To read earlier chapters of Peter Lacey's gripping crime novel please click on The Limit in the menu on this page.

Ruth drove Maudie round the resort in a hire car so that he could get a sense of the pace and the size of the town.

Toni had supplied him with two street maps. One was pinned on a bedroom wall at the house, the other lay open on his lap and he followed their progress across the folds with a finger. Their route went past the properties of both the Dysons and the Rossettis.

Maudie had given Toni explicit instructions in London two days before, and the speed with which they were being carried out was hard to believe.

He was in command, in action, butterflies at six o'clock and feeling better than he had in years. It was only now that he was becoming fully aware how far his life had slumped.

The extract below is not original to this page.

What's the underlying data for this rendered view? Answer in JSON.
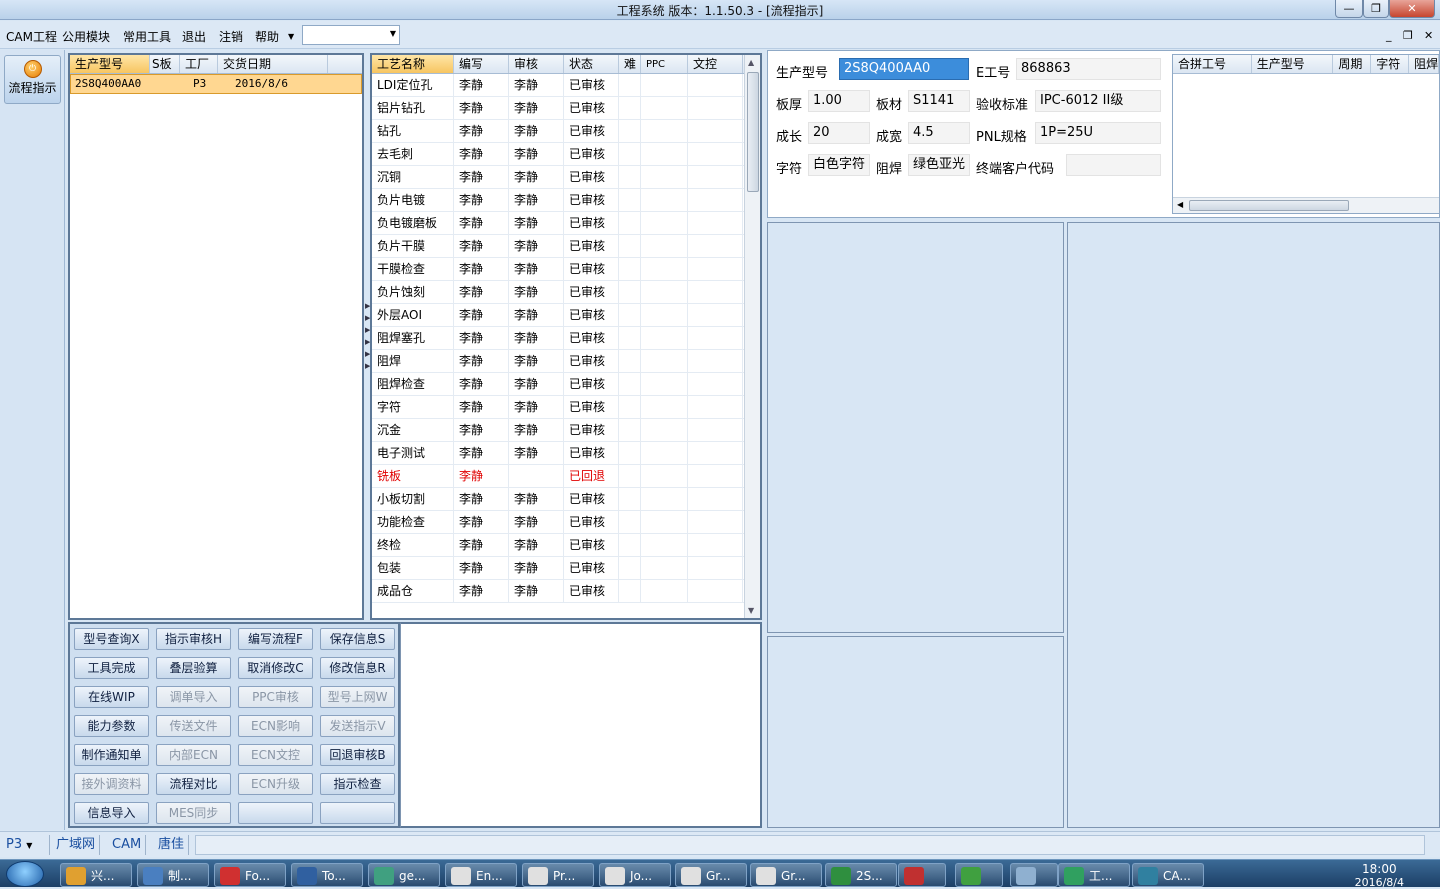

Booze had veiled the truth to an extent. Not that it had been a serious problem. He hadn't had enough money in recent years for it to become a serious problem. But he had used booze to provide highs and lows in the perpetual plane of his deckchair existence.

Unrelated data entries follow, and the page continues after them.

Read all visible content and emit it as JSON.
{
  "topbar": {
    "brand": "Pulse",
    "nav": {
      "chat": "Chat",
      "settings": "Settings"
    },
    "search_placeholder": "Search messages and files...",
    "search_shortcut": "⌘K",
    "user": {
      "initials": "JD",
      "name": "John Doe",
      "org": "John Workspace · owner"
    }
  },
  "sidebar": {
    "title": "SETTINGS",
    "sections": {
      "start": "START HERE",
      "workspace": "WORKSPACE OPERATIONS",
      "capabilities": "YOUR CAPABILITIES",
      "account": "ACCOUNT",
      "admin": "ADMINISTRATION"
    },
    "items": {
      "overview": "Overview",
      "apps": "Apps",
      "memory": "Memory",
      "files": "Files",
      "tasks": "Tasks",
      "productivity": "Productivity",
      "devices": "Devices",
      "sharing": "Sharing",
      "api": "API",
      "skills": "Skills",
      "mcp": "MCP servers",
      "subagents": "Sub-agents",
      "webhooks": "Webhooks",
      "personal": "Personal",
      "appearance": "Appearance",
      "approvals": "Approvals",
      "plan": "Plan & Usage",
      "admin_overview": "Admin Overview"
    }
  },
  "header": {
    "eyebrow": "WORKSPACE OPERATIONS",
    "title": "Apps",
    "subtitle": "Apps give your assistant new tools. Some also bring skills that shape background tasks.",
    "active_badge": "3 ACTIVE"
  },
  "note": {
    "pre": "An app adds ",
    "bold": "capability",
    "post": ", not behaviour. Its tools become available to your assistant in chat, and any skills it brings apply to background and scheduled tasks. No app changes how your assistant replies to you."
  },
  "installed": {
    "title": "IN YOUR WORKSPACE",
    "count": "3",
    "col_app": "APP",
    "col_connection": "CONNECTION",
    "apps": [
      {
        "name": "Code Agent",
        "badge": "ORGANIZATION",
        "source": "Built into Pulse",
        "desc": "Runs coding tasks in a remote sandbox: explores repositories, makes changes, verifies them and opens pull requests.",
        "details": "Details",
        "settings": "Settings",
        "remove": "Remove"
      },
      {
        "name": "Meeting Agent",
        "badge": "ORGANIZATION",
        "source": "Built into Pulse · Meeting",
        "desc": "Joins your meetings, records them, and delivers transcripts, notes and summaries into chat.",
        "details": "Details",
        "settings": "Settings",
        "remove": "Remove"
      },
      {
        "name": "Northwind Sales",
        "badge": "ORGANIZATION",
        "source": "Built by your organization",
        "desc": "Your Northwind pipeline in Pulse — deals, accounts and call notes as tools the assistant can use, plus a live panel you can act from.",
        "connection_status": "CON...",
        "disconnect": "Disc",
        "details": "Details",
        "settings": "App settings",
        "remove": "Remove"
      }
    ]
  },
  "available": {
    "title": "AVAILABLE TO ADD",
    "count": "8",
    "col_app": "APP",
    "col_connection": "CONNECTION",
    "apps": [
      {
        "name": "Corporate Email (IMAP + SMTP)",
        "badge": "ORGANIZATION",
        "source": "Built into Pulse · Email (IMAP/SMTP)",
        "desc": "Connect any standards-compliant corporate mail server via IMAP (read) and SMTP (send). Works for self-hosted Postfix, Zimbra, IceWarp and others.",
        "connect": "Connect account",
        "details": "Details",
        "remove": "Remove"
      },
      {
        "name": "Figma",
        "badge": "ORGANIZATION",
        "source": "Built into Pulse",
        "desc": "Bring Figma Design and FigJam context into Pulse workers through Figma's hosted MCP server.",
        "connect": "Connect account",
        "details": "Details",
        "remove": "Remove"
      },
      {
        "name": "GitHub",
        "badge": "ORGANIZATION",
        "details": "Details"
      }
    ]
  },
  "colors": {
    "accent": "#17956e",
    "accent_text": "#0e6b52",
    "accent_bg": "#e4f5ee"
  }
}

When he was working he had always kept booze under strict control. There were a lot of blokes he had known who hadn't been able to operate without a skinful, but not Maudie. It was unprofessional.

They were driving slowly along the front from south to north. The North Pier was on the left, a busy square on the right. Trams rumbled and crowds herded at crossing points in the bright afternoon sunshine.

"Can you stop along here?" he said.

"If there's somewhere to park."

Ruth drove on, past the Metropole Hotel, turned right across the traffic into a side street and began to cruise in search of a parking place. She couldn't find one.

"Let me out and pick me up in fifteen minutes. I just want to stretch my legs."

"Okay."

He got out and watched the car drive away. It was hotter than he had thought. He should have changed out of the suit into something lighter.

The street was quiet. He was standing outside what looked like a chapel. He turned and walked back towards the sea.

The trams were fascinating and, at this stretch of the Promenade, their tracks swerved around the bulk of the Metropole and into the road itself, so that they mingled with ordinary traffic. They clanged warnings to cars to make way.

He crossed, skirted the concrete sculptures of a crazy golf course, and stood by the railings of the sea wall and looked at the horizon. Its vastness surprised him. He had forgotten such expanses existed. His own horizons had been so small for so long.

The sun glinted off the sea and hurt his eyes. He turned his back on it and watched the people pass by. This end of town was more sedate and the people were mainly elderly. He didn't look out of place.

Perhaps he could pick up a well-off widow before he had finished. The thought was meant as a joke but it lingered as a consideration. He could do worse.

He walked back, stretching his shoulders and trying to ease the recurring stiffness in his leg.

There was a tobacconist on the corner and he went in. It was cool and shady and the aroma of tobacco was pleasant. In the old days, when the money was easy, he had smoked cigars. He bought a packet of stubby half coronas and a box of matches and on his way out noticed a display of sunglasses. He bought a pair that adjusted to the light so that they could be worn indoors.

Back in the street, he felt self-conscious. He couldn't make up his mind whether he was playing at nostalgia, virility or being a holidaymaker.

Ruth pulled up alongside him and got in the car.

"Nice glasses," she said, and continued the tour.